Interesting facts about the planet Neptune
Bluish planet Neptune is a gas giant, and in combination one of the least explored celestial bodies in the solar system. The study of it is extremely difficult because of the distance from the Earth, but NASA plans in the coming decades to significantly expand our knowledge of it.
Neptune is the planet most distant from the Sun since Pluto was reduced to the title of a dwarf planet.
Neptune is smaller than other gas giants – Jupiter, Uranus and Saturn.
Neptune blows the strongest winds in the solar system, their speed reaches 2100 km / h, that is, more than in the frenzied atmosphere of Jupiter.
Neptune generates more heat than it receives from the Sun.
Of all the planets in our system, Neptune is the coldest.
The largest satellite of Neptune, Triton, after about three and a half billion years, will be torn by its gravity, after which its fragments form another ring around the planet.
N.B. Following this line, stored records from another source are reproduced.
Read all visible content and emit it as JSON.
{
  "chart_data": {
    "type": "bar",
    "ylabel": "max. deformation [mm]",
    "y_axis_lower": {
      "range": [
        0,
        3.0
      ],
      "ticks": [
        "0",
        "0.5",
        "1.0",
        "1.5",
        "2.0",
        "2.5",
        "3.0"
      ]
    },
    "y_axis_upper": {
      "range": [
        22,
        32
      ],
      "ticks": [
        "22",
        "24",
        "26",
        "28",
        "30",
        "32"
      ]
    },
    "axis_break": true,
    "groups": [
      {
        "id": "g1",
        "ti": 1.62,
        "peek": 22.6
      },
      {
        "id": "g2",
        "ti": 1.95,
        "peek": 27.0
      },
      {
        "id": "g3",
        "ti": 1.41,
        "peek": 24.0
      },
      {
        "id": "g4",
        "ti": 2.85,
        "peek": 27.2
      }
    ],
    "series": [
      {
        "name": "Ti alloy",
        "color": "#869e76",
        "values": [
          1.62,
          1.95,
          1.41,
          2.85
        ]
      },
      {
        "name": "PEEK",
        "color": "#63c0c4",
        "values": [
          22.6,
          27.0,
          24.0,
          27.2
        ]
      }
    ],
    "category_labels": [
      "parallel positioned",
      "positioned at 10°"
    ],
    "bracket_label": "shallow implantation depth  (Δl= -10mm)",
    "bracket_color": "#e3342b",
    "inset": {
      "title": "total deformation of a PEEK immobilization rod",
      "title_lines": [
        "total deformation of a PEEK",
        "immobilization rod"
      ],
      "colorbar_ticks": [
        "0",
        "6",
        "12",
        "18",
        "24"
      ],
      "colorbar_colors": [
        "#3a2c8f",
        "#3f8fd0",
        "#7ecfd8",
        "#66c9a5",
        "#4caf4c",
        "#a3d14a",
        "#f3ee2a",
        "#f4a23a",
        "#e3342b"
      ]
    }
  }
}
The neighborhoods of Neptune were visited only by one probe – Voyager 2, in 1989. The probe passed at a distance of 3000 kilometers from the northern pole of Neptune.
Neptune was the only planet discovered through mathematical calculations, and not through a telescope.
The year on Neptune lasts about 165 terrestrial years.
Presumably, Neptune has a stone core, whose mass is approximately equal to the mass of the Earth.
The magnetic field of Neptune is 27 times more powerful than the earth’s.
The atmosphere of Neptune consists mainly of compounds of helium and hydrogen.
The planet received its name in honor of the ancient god of the sea.
The day on Neptune lasts about 16 Earth hours.
The true cause of the blue color of Neptune has not yet been revealed.
Neptune has rings, as many as six, but they are much smaller than Saturn’s, and it’s not easy to see them. The rings consist mainly of frozen water.
The atmosphere of Neptune smoothly passes into the liquid ocean, and the one – into the frozen mantle. The surface as such has no planet.
The gravity of Neptune is only 17% stronger than that on Earth.